Is this robot a perfect recreation of Robert Patrick’s T-1000 character, which could take the form of any object or even a person sampled through physical contact? No, not even close. Created by a team from the Chinese University of Hong Kong, led by engineer Chengfeng Pan, this robot is also not designed to travel through time in order to prevent the birth of important historical figures. Rather, it is intended as an engineering and medical tool, for performing tasks or solving problems in places where tools are difficult to obtain.
There are currently two approaches to building robots. There are strong, nimble robots made from rigid materials like metal or carbon fiber, and there are robots made from softer, malleable materials that sacrifice strength for the ability to clasp and squeeze. a path in more places. This robot takes a best-of-both-worlds approach and is inspired by sea cucumbers, whose spongy bodies can easily squeeze through tight spots, but then stiffen up in seconds using enzymes that cause binding protein fibers.

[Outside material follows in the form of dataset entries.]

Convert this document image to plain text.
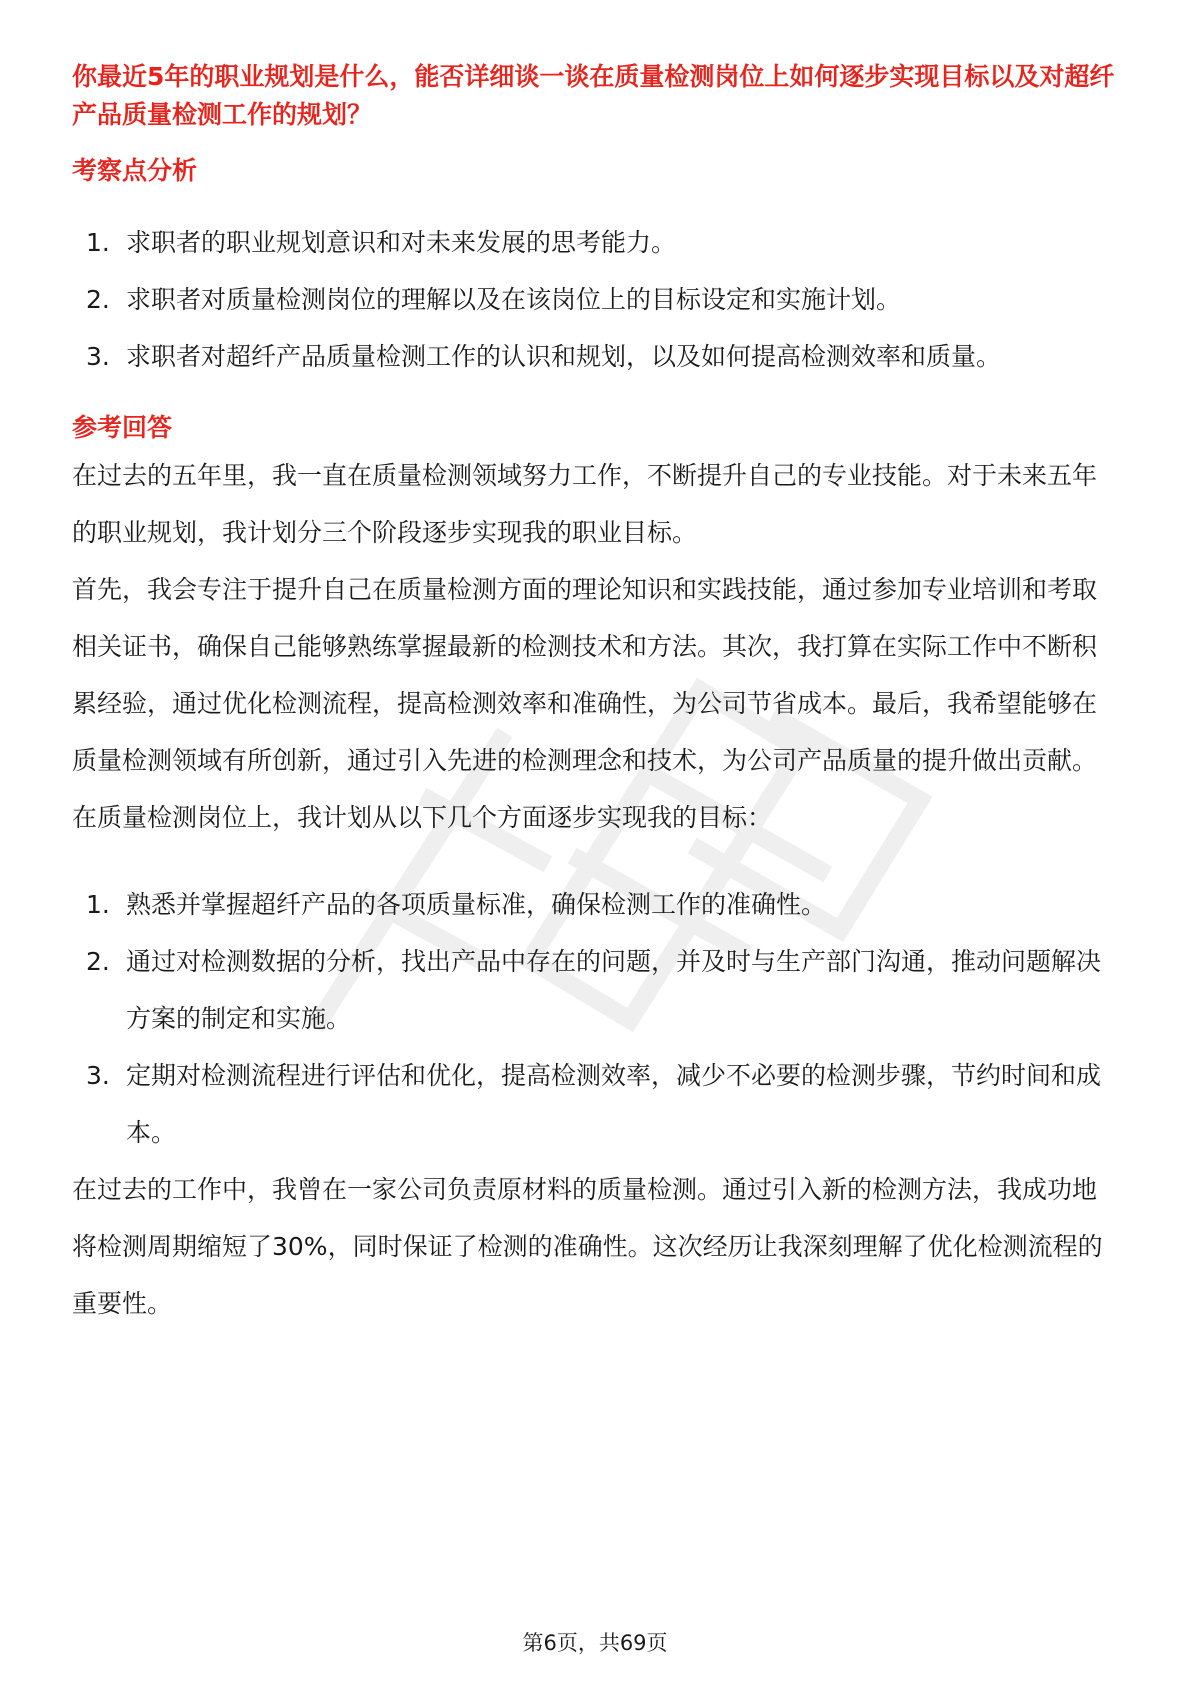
你最近5年的职业规划是什么，能否详细谈一谈在质量检测岗位上如何逐步实现目标以及对超纤产品质量检测工作的规划？

考察点分析
1. 求职者的职业规划意识和对未来发展的思考能力。
2. 求职者对质量检测岗位的理解以及在该岗位上的目标设定和实施计划。
3. 求职者对超纤产品质量检测工作的认识和规划，以及如何提高检测效率和质量。
参考回答

在过去的五年里，我一直在质量检测领域努力工作，不断提升自己的专业技能。对于未来五年的职业规划，我计划分三个阶段逐步实现我的职业目标。

首先，我会专注于提升自己在质量检测方面的理论知识和实践技能，通过参加专业培训和考取相关证书，确保自己能够熟练掌握最新的检测技术和方法。其次，我打算在实际工作中不断积累经验，通过优化检测流程，提高检测效率和准确性，为公司节省成本。最后，我希望能够在质量检测领域有所创新，通过引入先进的检测理念和技术，为公司产品质量的提升做出贡献。

在质量检测岗位上，我计划从以下几个方面逐步实现我的目标：

1. 熟悉并掌握超纤产品的各项质量标准，确保检测工作的准确性。
2. 通过对检测数据的分析，找出产品中存在的问题，并及时与生产部门沟通，推动问题解决方案的制定和实施。
3. 定期对检测流程进行评估和优化，提高检测效率，减少不必要的检测步骤，节约时间和成本。

在过去的工作中，我曾在一家公司负责原材料的质量检测。通过引入新的检测方法，我成功地将检测周期缩短了30%，同时保证了检测的准确性。这次经历让我深刻理解了优化检测流程的重要性。

第6页，共69页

Instead of relying on proteins, as detailed in a new paper published in the scientific journal Matter, this robot is made from a newly developed phase-shifting material that the researchers call “liquid-solid phase transition material”. magnetoactive”, or MPTM for short. Instead of requiring an external heat source to form change and morphology, a magnetic field causes the robot to generate its own heat through induction. Not needing the thousands of components that make a complicated robot like ATLAS work, these robots are made of just two ingredients: magnetic neodymium-iron-boron microparticles embedded in gallium, a metal that melts at 29.8° C, about the temperature of a hot summer day.

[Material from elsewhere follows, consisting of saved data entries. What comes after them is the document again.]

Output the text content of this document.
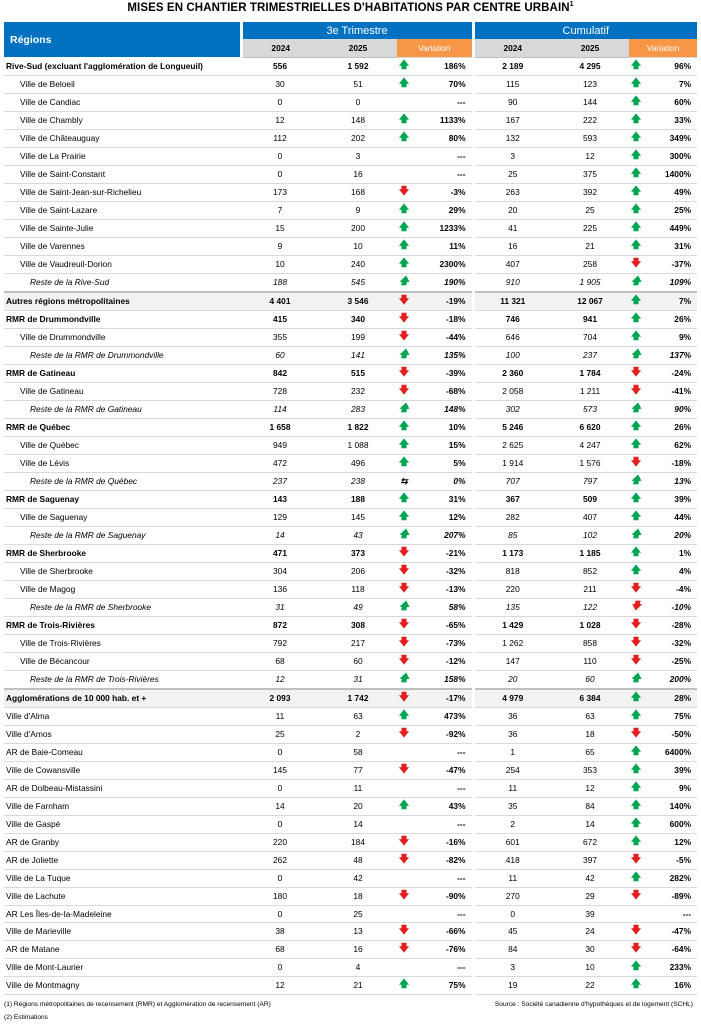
MISES EN CHANTIER TRIMESTRIELLES D'HABITATIONS PAR CENTRE URBAIN$^1$
Régions	3e Trimestre				Cumulatif			
	2024	2025	Variation		2024	2025	Variation	
Rive-Sud (excluant l'agglomération de Longueuil)	556	1 592	🡅	186%	2 189	4 295	🡅	96%
Ville de Beloeil	30	51	🡅	70%	115	123	🡅	7%
Ville de Candiac	0	0		---	90	144	🡅	60%
Ville de Chambly	12	148	🡅	1133%	167	222	🡅	33%
Ville de Châteauguay	112	202	🡅	80%	132	593	🡅	349%
Ville de La Prairie	0	3		---	3	12	🡅	300%
Ville de Saint-Constant	0	16		---	25	375	🡅	1400%
Ville de Saint-Jean-sur-Richelieu	173	168	🡇	-3%	263	392	🡅	49%
Ville de Saint-Lazare	7	9	🡅	29%	20	25	🡅	25%
Ville de Sainte-Julie	15	200	🡅	1233%	41	225	🡅	449%
Ville de Varennes	9	10	🡅	11%	16	21	🡅	31%
Ville de Vaudreuil-Dorion	10	240	🡅	2300%	407	258	🡇	-37%
Reste de la Rive-Sud	188	545	🡅	190%	910	1 905	🡅	109%
Autres régions métropolitaines	4 401	3 546	🡇	-19%	11 321	12 067	🡅	7%
RMR de Drummondville	415	340	🡇	-18%	746	941	🡅	26%
Ville de Drummondville	355	199	🡇	-44%	646	704	🡅	9%
Reste de la RMR de Drummondville	60	141	🡅	135%	100	237	🡅	137%
RMR de Gatineau	842	515	🡇	-39%	2 360	1 784	🡇	-24%
Ville de Gatineau	728	232	🡇	-68%	2 058	1 211	🡇	-41%
Reste de la RMR de Gatineau	114	283	🡅	148%	302	573	🡅	90%
RMR de Québec	1 658	1 822	🡅	10%	5 246	6 620	🡅	26%
Ville de Québec	949	1 088	🡅	15%	2 625	4 247	🡅	62%
Ville de Lévis	472	496	🡅	5%	1 914	1 576	🡇	-18%
Reste de la RMR de Québec	237	238	⇆	0%	707	797	🡅	13%
RMR de Saguenay	143	188	🡅	31%	367	509	🡅	39%
Ville de Saguenay	129	145	🡅	12%	282	407	🡅	44%
Reste de la RMR de Saguenay	14	43	🡅	207%	85	102	🡅	20%
RMR de Sherbrooke	471	373	🡇	-21%	1 173	1 185	🡅	1%
Ville de Sherbrooke	304	206	🡇	-32%	818	852	🡅	4%
Ville de Magog	136	118	🡇	-13%	220	211	🡇	-4%
Reste de la RMR de Sherbrooke	31	49	🡅	58%	135	122	🡇	-10%
RMR de Trois-Rivières	872	308	🡇	-65%	1 429	1 028	🡇	-28%
Ville de Trois-Rivières	792	217	🡇	-73%	1 262	858	🡇	-32%
Ville de Bécancour	68	60	🡇	-12%	147	110	🡇	-25%
Reste de la RMR de Trois-Rivières	12	31	🡅	158%	20	60	🡅	200%
Agglomérations de 10 000 hab. et +	2 093	1 742	🡇	-17%	4 979	6 384	🡅	28%
Ville d'Alma	11	63	🡅	473%	36	63	🡅	75%
Ville d'Amos	25	2	🡇	-92%	36	18	🡇	-50%
AR de Baie-Comeau	0	58		---	1	65	🡅	6400%
Ville de Cowansville	145	77	🡇	-47%	254	353	🡅	39%
AR de Dolbeau-Mistassini	0	11		---	11	12	🡅	9%
Ville de Farnham	14	20	🡅	43%	35	84	🡅	140%
Ville de Gaspé	0	14		---	2	14	🡅	600%
AR de Granby	220	184	🡇	-16%	601	672	🡅	12%
AR de Joliette	262	48	🡇	-82%	418	397	🡇	-5%
Ville de La Tuque	0	42		---	11	42	🡅	282%
Ville de Lachute	180	18	🡇	-90%	270	29	🡇	-89%
AR Les Îles-de-la-Madeleine	0	25		---	0	39		---
Ville de Marieville	38	13	🡇	-66%	45	24	🡇	-47%
AR de Matane	68	16	🡇	-76%	84	30	🡇	-64%
Ville de Mont-Laurier	0	4		---	3	10	🡅	233%
Ville de Montmagny	12	21	🡅	75%	19	22	🡅	16%
(1) Régions métropolitaines de recensement (RMR) et Agglomération de recensement (AR)
(2) Estimations
Source : Société canadienne d'hypothèques et de logement (SCHL)
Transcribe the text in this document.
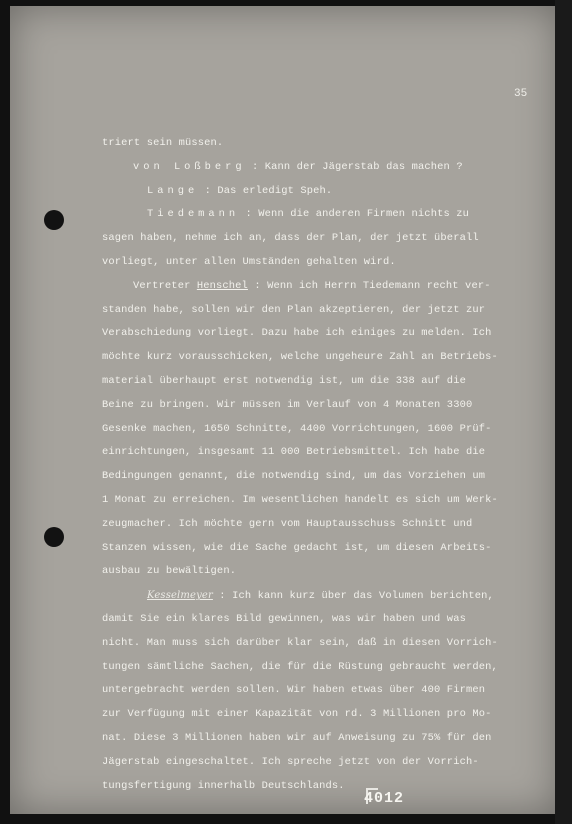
35
triert sein müssen.
von Loßberg : Kann der Jägerstab das machen ?
Lange : Das erledigt Speh.
Tiedemann : Wenn die anderen Firmen nichts zu
sagen haben, nehme ich an, dass der Plan, der jetzt überall
vorliegt, unter allen Umständen gehalten wird.
Vertreter Henschel : Wenn ich Herrn Tiedemann recht ver-
standen habe, sollen wir den Plan akzeptieren, der jetzt zur
Verabschiedung vorliegt. Dazu habe ich einiges zu melden. Ich
möchte kurz vorausschicken, welche ungeheure Zahl an Betriebs-
material überhaupt erst notwendig ist, um die 338 auf die
Beine zu bringen. Wir müssen im Verlauf von 4 Monaten 3300
Gesenke machen, 1650 Schnitte, 4400 Vorrichtungen, 1600 Prüf-
einrichtungen, insgesamt 11 000 Betriebsmittel. Ich habe die
Bedingungen genannt, die notwendig sind, um das Vorziehen um
1 Monat zu erreichen. Im wesentlichen handelt es sich um Werk-
zeugmacher. Ich möchte gern vom Hauptausschuss Schnitt und
Stanzen wissen, wie die Sache gedacht ist, um diesen Arbeits-
ausbau zu bewältigen.
Kesselmeyer : Ich kann kurz über das Volumen berichten,
damit Sie ein klares Bild gewinnen, was wir haben und was
nicht. Man muss sich darüber klar sein, daß in diesen Vorrich-
tungen sämtliche Sachen, die für die Rüstung gebraucht werden,
untergebracht werden sollen. Wir haben etwas über 400 Firmen
zur Verfügung mit einer Kapazität von rd. 3 Millionen pro Mo-
nat. Diese 3 Millionen haben wir auf Anweisung zu 75% für den
Jägerstab eingeschaltet. Ich spreche jetzt von der Vorrich-
tungsfertigung innerhalb Deutschlands.
4012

“This is a video of a robot removing a foreign object from a model stomach.”Gif: Wang and Pan et al. (The Chinese University of Hong Kong)

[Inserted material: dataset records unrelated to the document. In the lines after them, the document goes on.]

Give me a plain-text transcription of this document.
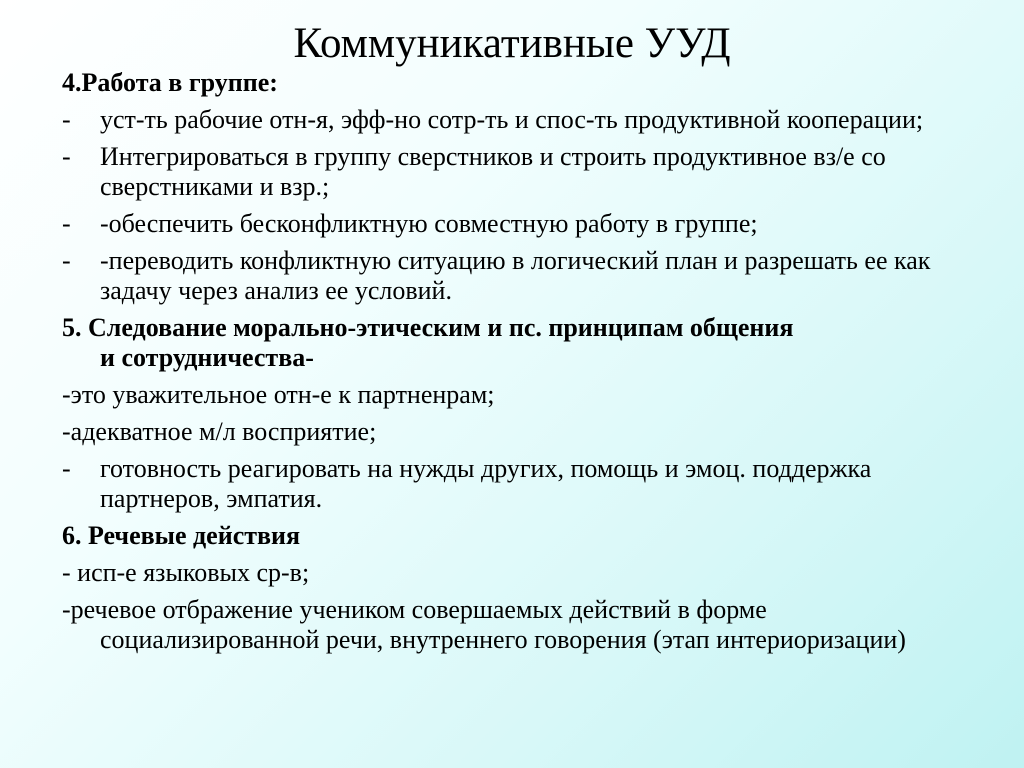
Коммуникативные УУД
4.Работа в группе:
-	уст-ть рабочие отн-я, эфф-но сотр-ть и спос-ть продуктивной кооперации;
-	Интегрироваться в группу сверстников и строить продуктивное вз/е со сверстниками и взр.;
-	-обеспечить бесконфликтную совместную работу в группе;
-	-переводить конфликтную ситуацию в логический план и разрешать ее как задачу через анализ ее условий.
5. Следование морально-этическим и пс. принципам общения
и сотрудничества-
-это уважительное отн-е к партненрам;
-адекватное м/л восприятие;
-	готовность реагировать на нужды других, помощь и эмоц. поддержка партнеров, эмпатия.
6. Речевые действия
- исп-е языковых ср-в;
-речевое отбражение учеником совершаемых действий в форме социализированной речи, внутреннего говорения (этап интериоризации)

G/O Media may receive a commission
Although the researchers showed off this robot’s capabilities by demonstrating a tiny metal Lego minifigure escaping from a miniature prison by melting into a liquid before being (manually) reshaped again – a wink A fun look at one of Terminator 2’s most memorable scenes – the robot certainly has more practical uses. In another video shared by the researchers, a small solid block of the MPTM enters a model human stomach before melting into liquid, circulating around a foreign object to capture it, solidifying again, and then divide. .
All of the robot’s power is provided by an external magnetic field, allowing it to move with impressive precision. The researchers managed to make the robot jump over moats, scale walls, and “split in half to cooperatively move other objects before regrouping.” And in addition to medical applications, the researchers also demonstrated industrial uses, such as the robot crawling into a machine and replacing a missing screw by “simply melting into the threaded socket of the screw” before solidifying again.
It’s a far cry from the liquid metal robots that Hollywood visual effects artists have delivered, but it’s fascinating how quickly researchers have already caught up with what was once wild speculation about the future. robots. What else was James Cameron right about?